You can find more information in this post about my thinking on quotation marks and some preliminary results from thinking about them in relation to Woolf. As I discuss there, finding quotation marks in a text is not especially challenging, but this year Eric and I will be focusing on a particular wrinkle in Woolf’s use of the marks, best conveyed in The Hours, Michael Cunningham’s late-century riff on Virginia Woolf. In The Hours, Cunningham offers a fictionalized version of Woolf meditating on her composition process:
She passes a couple, a man and woman younger than herself, walking together, leisurely, bent towards each other in the soft lemon-colored glow of a streetlamp, talking (she hears the man, “told me something something something in this establishment, something something, harrumph, indeed”) (166).

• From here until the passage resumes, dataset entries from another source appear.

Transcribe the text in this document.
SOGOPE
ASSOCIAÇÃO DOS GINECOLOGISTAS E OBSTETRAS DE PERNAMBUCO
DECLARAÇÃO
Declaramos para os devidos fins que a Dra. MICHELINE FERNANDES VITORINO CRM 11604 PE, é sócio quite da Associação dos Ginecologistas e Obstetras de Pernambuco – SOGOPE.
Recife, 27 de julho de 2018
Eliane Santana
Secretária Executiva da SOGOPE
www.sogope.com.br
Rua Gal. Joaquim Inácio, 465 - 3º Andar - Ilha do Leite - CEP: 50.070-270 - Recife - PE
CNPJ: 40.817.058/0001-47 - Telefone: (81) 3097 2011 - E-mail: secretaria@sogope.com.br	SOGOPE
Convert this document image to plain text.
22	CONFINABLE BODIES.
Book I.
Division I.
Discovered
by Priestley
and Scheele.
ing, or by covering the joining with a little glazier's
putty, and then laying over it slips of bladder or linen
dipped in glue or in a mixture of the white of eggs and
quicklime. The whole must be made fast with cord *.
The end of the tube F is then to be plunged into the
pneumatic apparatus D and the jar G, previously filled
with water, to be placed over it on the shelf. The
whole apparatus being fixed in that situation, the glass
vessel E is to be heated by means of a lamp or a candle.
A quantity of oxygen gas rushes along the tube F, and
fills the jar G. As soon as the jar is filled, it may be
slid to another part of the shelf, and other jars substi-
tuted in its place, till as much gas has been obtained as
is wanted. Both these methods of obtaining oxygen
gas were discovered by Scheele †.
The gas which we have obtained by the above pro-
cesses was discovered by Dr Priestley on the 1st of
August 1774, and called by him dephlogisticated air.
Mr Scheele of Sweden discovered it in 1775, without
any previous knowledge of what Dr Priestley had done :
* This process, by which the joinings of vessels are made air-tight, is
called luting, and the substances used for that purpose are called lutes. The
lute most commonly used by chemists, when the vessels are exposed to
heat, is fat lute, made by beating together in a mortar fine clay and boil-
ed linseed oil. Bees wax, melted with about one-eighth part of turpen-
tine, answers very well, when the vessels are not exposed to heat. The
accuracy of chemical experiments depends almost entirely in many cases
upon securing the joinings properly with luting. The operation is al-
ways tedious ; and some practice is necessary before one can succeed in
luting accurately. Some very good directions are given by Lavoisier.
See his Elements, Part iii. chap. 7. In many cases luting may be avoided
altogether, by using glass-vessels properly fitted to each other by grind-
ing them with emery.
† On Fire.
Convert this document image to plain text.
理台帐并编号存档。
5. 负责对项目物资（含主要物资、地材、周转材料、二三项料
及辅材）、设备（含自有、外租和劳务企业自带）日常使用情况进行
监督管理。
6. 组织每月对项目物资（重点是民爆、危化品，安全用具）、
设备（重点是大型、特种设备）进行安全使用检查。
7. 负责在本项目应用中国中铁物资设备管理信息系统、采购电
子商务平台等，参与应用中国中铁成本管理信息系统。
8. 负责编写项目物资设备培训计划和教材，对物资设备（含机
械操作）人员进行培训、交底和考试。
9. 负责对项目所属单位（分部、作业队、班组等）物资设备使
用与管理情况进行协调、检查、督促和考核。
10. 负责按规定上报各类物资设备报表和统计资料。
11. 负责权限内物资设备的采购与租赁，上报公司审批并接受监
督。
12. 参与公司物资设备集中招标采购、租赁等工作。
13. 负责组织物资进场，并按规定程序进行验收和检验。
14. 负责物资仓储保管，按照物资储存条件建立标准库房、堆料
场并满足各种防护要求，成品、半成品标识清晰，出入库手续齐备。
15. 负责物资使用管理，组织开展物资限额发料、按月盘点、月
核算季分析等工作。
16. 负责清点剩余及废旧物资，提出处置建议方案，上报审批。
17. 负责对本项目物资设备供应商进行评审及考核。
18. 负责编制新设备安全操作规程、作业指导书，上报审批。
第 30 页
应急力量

The repeated “somethings” of the passage suggest the character’s imperfect experience of the conversation as well as the limits of her senses. As the moment is conveyed through the character’s perspective, the conversation will always be incomplete. Recording technology was largely unreliable during the early days of the twentieth century, and, similarly, the sound record of this conversation as given by the text is already degraded before we hear it. Cunningham points to how the sounded voice is given character in the ears of the listener, and, in a print context, in the pen of the writer. A printed voice can speak in a variety of ways and in a variety of modes.
Cunningham’s passage contains echoes of what will eventually be the famous first sentence of Woolf’s Mrs. Dalloway: “Mrs. Dalloway said she would buy the flowers herself.” The text implies that Mrs. Dalloway speaks, but it does not mark it as such: the same conversational tone in Cunningham remains here, but the narrator does not differentiate sound event from narrative by using quotation marks. We see moments of indirect speech like this all the time, when discourse becomes submerged in the texture of the narrative, but it doesn’t disappear entirely. Speech implies a lot: social relations, the thoughts of a speaking body, among others. Things get muddy when the line between narrative voice and speech becomes unclear. If quotation marks imply a different level of speech than unquoted speech, might they also imply changes in the social relations they represent?
Mrs. Dalloway is filled with moments like these, and this year I’ll be working to find ways to float them to the surface of the text. Examining these moments can tell us how conversation changes during the period, what people are talking about and for, how we conceive of the limits of print and sound, and about changing priorities in literary aesthetics. The goal this year is to train the computer to identify moments like this, moments that a human reader would be able to parse as spoken but that are not marked as such. Our first pass will be to work with the quoted material, which we can easily identify to build a series of trigger words that Woolf uses to flag speech as sound (said, asked, called, etc.). With this lexicon, we can then look for instances in her corpus where they pop up without punctuation. Teaching the computer to classify these passages correctly will be a big task, and this process alone will offer me lots of new material to work with as I untangle the relationship between modernist print and sound. In upcoming posts I’ll talk more about the process of learning natural language processing and about some preliminary results and problems. Stay tuned!
Cunningham, Michael. The Hours. New York: Picador USA : Distributed by Holtzbrinck Publishers, 2002. Print.
Woolf, Virginia. Mrs. Dalloway. 1st Harvest/HBJ ed. San Diego: Harcourt Brace Jovanovich, 1990. Print.